Director-General  QU Dongyu

Director-General’s field visit in Bali: Sustaining Bali farmers’ lives and livelihoods in the digital world


Bali, Indonesia - FAO Director-General QU Dongyu visited a UNESCO world heritage site, the Jatiluwih Rice Terrace, as part of a field visit on the last day of the G20 Agriculture Ministerial Meeting in Bali. Together with a number of G20 Ministers of Agricultures and officials, he had the opportunity to interact with local officials and farmers as well as to taste locally produced Balinese tropical produces, such as coconut, banana, organic coffee, and mangosteens.

The Director-General also joined a group of woman farmers in their ritual performance of dancing and singing followed by rice pounding, a tradition of Balinese women.

Real time mobile application as solution to farmers’ problems

Qu also visited the FAO project on e-agriculture showcasing the use of mobile phone application under the FAO flagship 1000 Digital Village Initiative, where he witnessed the demonstration of the mobile application and dashboard system to gather real time and comprehensive data from on-farm activities in the area.

The mobile application assists extension workers in collecting integrated data from the field in collaboration with the coffee producers in Pajahan, Bali and rice farmers in Yogyakarta, Central Java.

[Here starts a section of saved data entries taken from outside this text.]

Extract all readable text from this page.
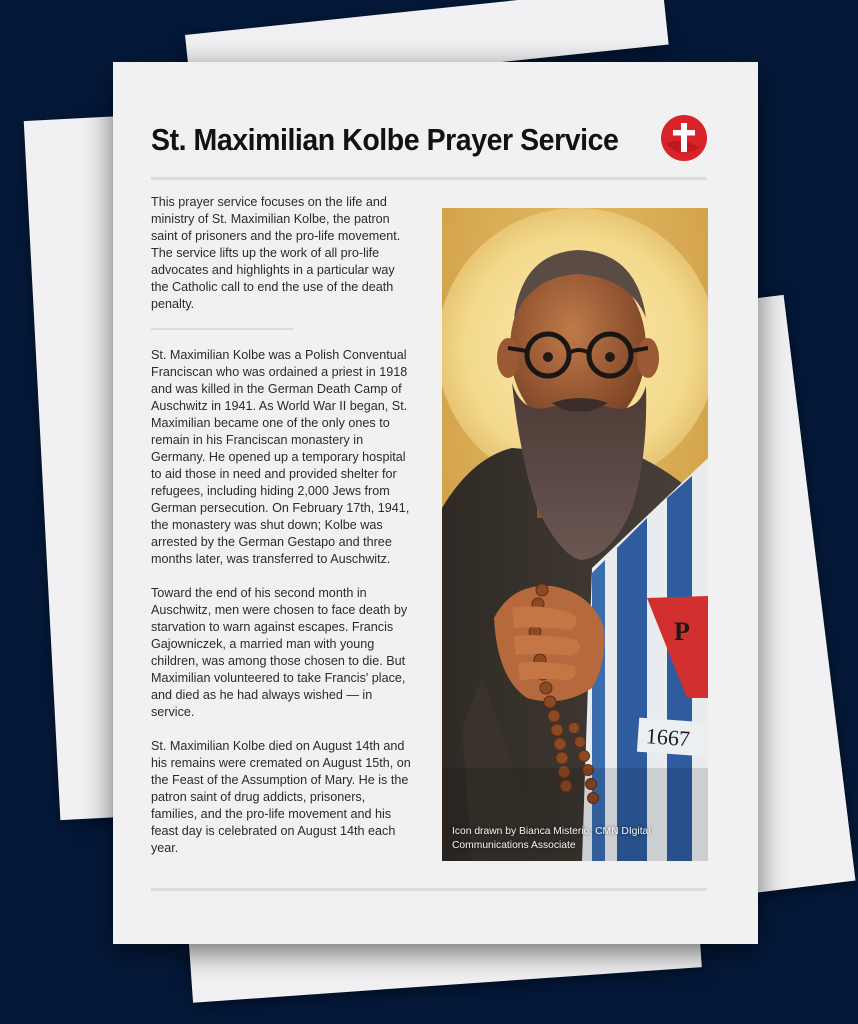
St. Maximilian Kolbe Prayer Service

This prayer service focuses on the life and ministry of St. Maximilian Kolbe, the patron saint of prisoners and the pro-life movement. The service lifts up the work of all pro-life advocates and highlights in a particular way the Catholic call to end the use of the death penalty.

St. Maximilian Kolbe was a Polish Conventual Franciscan who was ordained a priest in 1918 and was killed in the German Death Camp of Auschwitz in 1941. As World War II began, St. Maximilian became one of the only ones to remain in his Franciscan monastery in Germany. He opened up a temporary hospital to aid those in need and provided shelter for refugees, including hiding 2,000 Jews from German persecution. On February 17th, 1941, the monastery was shut down; Kolbe was arrested by the German Gestapo and three months later, was transferred to Auschwitz.

Toward the end of his second month in Auschwitz, men were chosen to face death by starvation to warn against escapes. Francis Gajowniczek, a married man with young children, was among those chosen to die. But Maximilian volunteered to take Francis' place, and died as he had always wished — in service.

St. Maximilian Kolbe died on August 14th and his remains were cremated on August 15th, on the Feast of the Assumption of Mary. He is the patron saint of drug addicts, prisoners, families, and the pro-life movement and his feast day is celebrated on August 14th each year.

P
1667
Icon drawn by Bianca Misterio, CMN DIgital Communications Associate
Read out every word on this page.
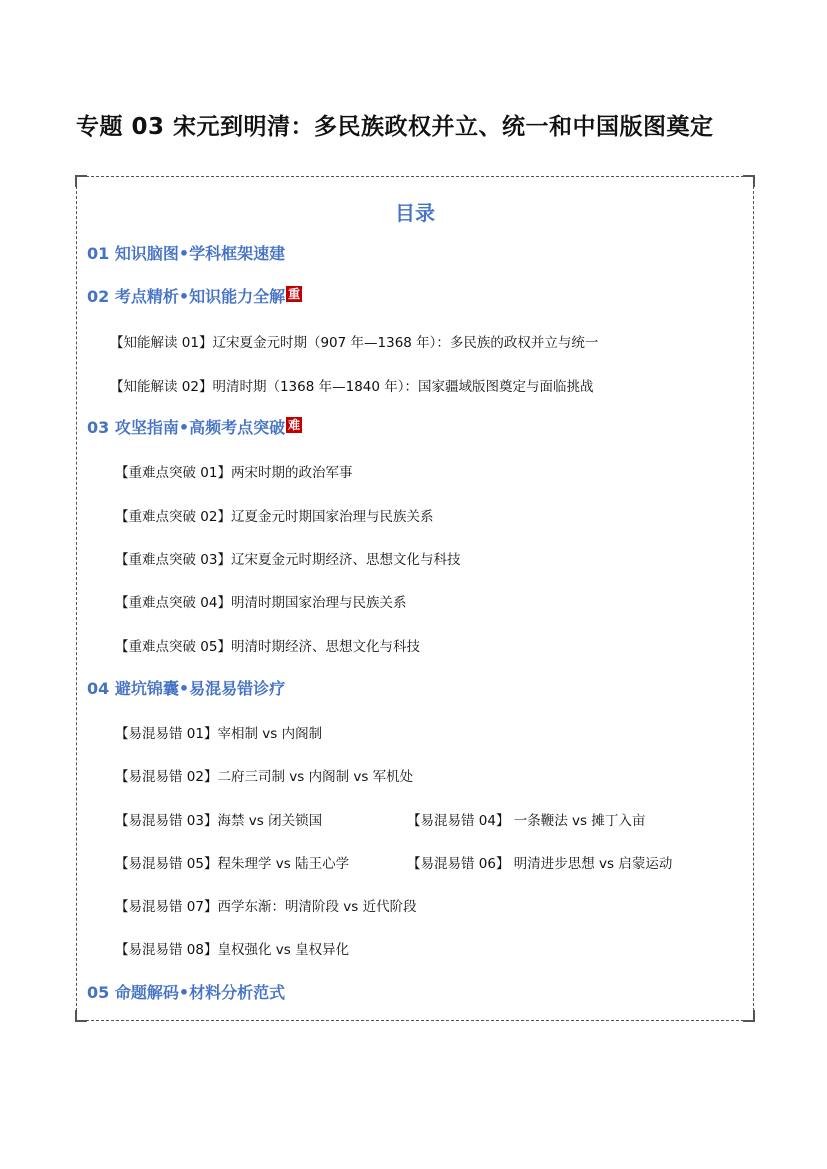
专题 03 宋元到明清：多民族政权并立、统一和中国版图奠定
目录
01 知识脑图•学科框架速建
02 考点精析•知识能力全解 重
【知能解读 01】辽宋夏金元时期（907 年—1368 年）：多民族的政权并立与统一
【知能解读 02】明清时期（1368 年—1840 年）：国家疆域版图奠定与面临挑战
03 攻坚指南•高频考点突破 难
【重难点突破 01】两宋时期的政治军事
【重难点突破 02】辽夏金元时期国家治理与民族关系
【重难点突破 03】辽宋夏金元时期经济、思想文化与科技
【重难点突破 04】明清时期国家治理与民族关系
【重难点突破 05】明清时期经济、思想文化与科技
04 避坑锦囊•易混易错诊疗
【易混易错 01】宰相制 vs 内阁制
【易混易错 02】二府三司制 vs 内阁制 vs 军机处
【易混易错 03】海禁 vs 闭关锁国	【易混易错 04】 一条鞭法 vs 摊丁入亩
【易混易错 05】程朱理学 vs 陆王心学	【易混易错 06】 明清进步思想 vs 启蒙运动
【易混易错 07】西学东渐：明清阶段 vs 近代阶段
【易混易错 08】皇权强化 vs 皇权异化
05 命题解码•材料分析范式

The collected data is connected directly with the Agricultural War Room (AWR), a digital control room at the Ministry of Agriculture in Jakarta, monitoring the farmers work and situation at the central level.

FAO has also assisted the Indonesian Ministry of Agriculture in developing a comprehensive National E-Agriculture Strategy, which focuses on guiding agriculture data integration to enhance digital agriculture in the country.

Mass Rabies Vaccination for wellbeing of the Bali farmers

Finally, the FAO DG visited a mass Rabies vaccination at the Balai Banjar Belah, Luwus Village and participated in the World Rabies Day celebration together with the Secretary General of the Ministry of Agriculture of Indonesia, where he interacted with the local Balinese veterinarians and school children.

FAO has been supporting the Rabies control programme in Bali following the One Health Approach. FAO’s technical support helped achieve significant reduction of more than 70 percent of animal cases and almost 100 percent of human cases in 2012 and 2013. Following a rabies re-incursion in Bali in 2014, and intensive programme was implemented by FAO in 2016 together with the Ministry of Agriculture that has largely helped reduce cases of Rabies.

Since 2011, FAO has worked together with the Indonesian government to control rabies in several provinces through awareness campaigns, capacity building, Dog Population Management (DPM) pilot programmes, rabies cadre empowerment, and provision of vaccines and information systems using the One Health approach.